Caterham’s penultimate step on the ladder sees the ultimate evolution of the Academy car, with drivers and cars now typically entering their fourth year of competition; many with the benefit of professional team support. Looking identical to the Seven 270R that sits below it, the improvements are all under the skin. A power hike to 152bhp is accompanied by a limited-slip differential, whilst retaining the Seven 270R’s track-biased suspension and Avon ZZS tyres. The result is considered by many to be the best balanced and most enjoyable Caterham ever.

There’s the very real prospect that we could see another driver grab their third Caterham Motorsport title in as many years, as Germany’s Lars Hoffmann prepares to add the 310R Championship to his success in Roadsport in 2019 and last year in 270R. The formidable European racer proved his pace once again in 2020 with three wins on the way to the title, but he was given plenty of pressure and competition from those around him. He will be hoping the extra power under his right foot means he’ll be able to hold his form and advantage, but as we know there’s going to be a few of his adversaries that will have something to say about that.

The two most notable of those adversaries are those which shared the end-of-season podium in 2020, as Ben Lopez-Appleton and Harry Cook are back for more. Harry managed to get his season off to a flying start last year with three wins from the first four races before Ben took up the mantle and repeated that feat across the next two weekends. In fact, both of them were mainly responsible for preventing Hoffmann from scoring more than one win all season until the Snetterton finale when Lars did the double to become champion. We anticipate the championship battle may well end up between these three drivers this time – unless others have ambitions to spoil their fun.

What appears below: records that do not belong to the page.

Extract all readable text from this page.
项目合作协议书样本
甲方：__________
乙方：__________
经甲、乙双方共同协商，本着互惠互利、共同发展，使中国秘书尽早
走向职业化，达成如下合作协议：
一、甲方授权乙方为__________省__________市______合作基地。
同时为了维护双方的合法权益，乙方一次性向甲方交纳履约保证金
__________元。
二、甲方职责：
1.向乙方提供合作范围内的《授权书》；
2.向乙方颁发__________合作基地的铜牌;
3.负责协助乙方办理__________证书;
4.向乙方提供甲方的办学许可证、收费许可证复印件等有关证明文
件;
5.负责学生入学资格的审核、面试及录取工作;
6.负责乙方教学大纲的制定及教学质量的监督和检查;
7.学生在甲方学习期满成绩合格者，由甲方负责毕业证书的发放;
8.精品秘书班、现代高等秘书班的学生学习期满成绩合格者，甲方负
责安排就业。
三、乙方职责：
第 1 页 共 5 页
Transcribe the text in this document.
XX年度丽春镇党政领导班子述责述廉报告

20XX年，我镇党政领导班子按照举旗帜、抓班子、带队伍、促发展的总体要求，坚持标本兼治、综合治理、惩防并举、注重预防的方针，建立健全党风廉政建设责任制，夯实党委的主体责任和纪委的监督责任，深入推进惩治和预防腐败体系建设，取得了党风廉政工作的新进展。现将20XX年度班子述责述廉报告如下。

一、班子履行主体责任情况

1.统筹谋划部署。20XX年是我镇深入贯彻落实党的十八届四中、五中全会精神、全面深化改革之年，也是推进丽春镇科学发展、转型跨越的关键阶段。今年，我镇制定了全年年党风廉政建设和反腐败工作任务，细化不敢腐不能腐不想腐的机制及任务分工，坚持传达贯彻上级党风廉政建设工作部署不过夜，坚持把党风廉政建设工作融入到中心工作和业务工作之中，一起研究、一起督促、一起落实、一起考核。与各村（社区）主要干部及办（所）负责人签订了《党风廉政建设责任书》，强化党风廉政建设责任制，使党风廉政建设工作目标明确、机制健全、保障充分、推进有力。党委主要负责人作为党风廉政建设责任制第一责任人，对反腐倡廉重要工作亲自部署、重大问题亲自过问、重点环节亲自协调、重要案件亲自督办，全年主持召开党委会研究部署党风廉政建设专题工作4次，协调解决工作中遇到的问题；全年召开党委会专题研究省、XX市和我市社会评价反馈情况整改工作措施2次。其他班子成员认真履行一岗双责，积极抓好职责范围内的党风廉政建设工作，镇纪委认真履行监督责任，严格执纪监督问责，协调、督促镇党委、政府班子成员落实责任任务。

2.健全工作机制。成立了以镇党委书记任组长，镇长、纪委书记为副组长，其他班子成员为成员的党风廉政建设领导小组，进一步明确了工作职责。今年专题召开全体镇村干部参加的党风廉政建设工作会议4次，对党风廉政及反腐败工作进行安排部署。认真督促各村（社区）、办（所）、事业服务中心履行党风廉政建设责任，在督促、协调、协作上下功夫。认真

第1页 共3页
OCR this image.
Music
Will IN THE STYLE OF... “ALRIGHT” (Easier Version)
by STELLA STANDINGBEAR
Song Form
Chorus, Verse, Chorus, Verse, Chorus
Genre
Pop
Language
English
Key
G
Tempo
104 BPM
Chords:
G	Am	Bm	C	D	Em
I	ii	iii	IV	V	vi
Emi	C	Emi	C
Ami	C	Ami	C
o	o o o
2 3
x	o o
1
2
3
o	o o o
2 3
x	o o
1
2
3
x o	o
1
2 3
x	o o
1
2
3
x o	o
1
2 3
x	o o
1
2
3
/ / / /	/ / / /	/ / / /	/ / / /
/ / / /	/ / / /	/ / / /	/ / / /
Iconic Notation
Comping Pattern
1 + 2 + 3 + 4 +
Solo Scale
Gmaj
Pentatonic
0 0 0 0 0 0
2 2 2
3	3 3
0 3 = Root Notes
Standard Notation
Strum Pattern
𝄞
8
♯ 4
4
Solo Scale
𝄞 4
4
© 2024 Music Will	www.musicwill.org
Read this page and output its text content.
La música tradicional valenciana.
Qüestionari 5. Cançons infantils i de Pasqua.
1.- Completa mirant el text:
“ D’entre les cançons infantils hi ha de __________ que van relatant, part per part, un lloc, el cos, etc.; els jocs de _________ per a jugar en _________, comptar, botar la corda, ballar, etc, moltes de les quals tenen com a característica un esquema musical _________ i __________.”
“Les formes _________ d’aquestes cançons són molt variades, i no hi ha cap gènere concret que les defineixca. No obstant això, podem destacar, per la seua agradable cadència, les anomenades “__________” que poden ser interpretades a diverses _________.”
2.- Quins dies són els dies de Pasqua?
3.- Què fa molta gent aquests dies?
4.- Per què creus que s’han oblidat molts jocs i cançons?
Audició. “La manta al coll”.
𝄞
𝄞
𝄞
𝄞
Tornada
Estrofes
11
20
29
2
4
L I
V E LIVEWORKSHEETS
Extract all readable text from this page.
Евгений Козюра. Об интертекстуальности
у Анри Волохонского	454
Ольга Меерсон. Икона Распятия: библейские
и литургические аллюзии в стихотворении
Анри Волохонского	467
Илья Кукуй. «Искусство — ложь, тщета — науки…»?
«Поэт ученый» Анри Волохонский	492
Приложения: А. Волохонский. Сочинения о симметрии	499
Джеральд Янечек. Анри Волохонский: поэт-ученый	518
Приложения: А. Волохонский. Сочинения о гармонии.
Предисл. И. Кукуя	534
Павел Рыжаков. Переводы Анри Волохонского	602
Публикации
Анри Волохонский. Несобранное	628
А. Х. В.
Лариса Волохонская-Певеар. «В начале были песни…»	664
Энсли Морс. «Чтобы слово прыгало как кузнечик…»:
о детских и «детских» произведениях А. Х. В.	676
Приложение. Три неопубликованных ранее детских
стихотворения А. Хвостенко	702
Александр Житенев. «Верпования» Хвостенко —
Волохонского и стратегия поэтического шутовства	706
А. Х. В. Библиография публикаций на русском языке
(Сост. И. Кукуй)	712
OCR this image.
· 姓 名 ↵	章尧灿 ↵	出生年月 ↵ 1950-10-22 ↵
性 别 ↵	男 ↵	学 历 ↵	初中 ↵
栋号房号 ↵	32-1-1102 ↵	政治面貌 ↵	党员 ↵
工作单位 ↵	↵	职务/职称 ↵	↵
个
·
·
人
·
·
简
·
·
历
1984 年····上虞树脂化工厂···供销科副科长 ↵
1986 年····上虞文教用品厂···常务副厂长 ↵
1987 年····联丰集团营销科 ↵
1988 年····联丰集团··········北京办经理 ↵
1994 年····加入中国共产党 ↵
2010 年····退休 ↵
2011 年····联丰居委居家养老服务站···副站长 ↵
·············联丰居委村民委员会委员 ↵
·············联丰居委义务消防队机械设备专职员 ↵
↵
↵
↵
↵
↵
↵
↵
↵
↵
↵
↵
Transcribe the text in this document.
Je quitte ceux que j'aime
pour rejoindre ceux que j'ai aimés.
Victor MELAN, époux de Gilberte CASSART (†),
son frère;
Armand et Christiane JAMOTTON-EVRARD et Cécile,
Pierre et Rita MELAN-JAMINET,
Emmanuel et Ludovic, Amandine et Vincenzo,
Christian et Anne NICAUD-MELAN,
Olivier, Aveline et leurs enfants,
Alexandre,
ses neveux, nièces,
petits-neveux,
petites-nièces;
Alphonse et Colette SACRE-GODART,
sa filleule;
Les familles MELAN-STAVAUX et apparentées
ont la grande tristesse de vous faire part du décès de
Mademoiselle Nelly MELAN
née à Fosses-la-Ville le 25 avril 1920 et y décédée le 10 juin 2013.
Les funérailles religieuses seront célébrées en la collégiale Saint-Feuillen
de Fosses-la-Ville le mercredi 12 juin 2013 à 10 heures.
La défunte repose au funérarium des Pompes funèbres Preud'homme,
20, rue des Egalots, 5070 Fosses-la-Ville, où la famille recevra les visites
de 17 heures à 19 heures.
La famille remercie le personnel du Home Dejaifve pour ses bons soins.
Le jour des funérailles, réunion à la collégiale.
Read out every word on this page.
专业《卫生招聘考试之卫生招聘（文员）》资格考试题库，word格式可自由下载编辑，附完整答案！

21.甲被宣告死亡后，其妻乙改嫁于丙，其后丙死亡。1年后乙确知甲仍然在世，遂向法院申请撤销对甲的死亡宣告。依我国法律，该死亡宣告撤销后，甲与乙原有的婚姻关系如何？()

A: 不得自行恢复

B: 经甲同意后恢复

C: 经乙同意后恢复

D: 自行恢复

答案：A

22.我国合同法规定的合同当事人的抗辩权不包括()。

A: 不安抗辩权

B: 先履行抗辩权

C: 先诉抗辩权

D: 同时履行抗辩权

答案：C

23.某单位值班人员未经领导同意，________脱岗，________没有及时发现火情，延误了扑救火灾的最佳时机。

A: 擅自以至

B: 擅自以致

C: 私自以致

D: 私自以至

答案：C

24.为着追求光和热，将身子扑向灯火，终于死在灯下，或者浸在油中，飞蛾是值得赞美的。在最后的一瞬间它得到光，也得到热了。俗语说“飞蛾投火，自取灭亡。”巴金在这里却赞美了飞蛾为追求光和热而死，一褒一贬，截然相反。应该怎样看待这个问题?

Andy Lees is always a spectacular driver to watch on track as wherever he is, he’s usually doing something to entertain those watching. Don’t mistake that for a lack of pace, though, as while he wasn’t able to snatch a winners’ trophy for himself last year, he made sure to keep his rivals honest by claiming four podiums and a further two top 5 finishes, which means that his 5th place in points was certainly justified and will be a good marker for him to try and beat this time. Similar ambitions will be in the mind of Andrew Murgatroyd, a race winner in his own right too and someone who will want to experience that winning feeling again after also missing out in 2020. He also came close, taking two podiums of his own, but Andrew will be very much looking forward to putting himself right in the middle of a title fight once more. Keep an eye on Giuseppe Felet too as he also showed flashes of pace at times last year and will be hoping to make further progress.

But looking to give them all a little bit more grief than expected will be drivers that have more than a year’s worth of 310R experience under their belts already. Former Roadsport champion Pete Walters looks set to be locked in for the season and bidding to earn his second title, while Chris Moore knows what it’s like to be in the hunt for championship glory and won’t be afraid to use that expertise to get his elbows out and secure some of his own. James Wingfield stays on as the best-placed driver from 2020 returning to the grid after both last year’s champ Greg Monks and the formidable James Murphy move into the Seven UK ranks. Perhaps an improvement from P5 in points could be on the cards for Wingfield this time. Other 310R returnees also include Harry Landy and Gary Curtis too.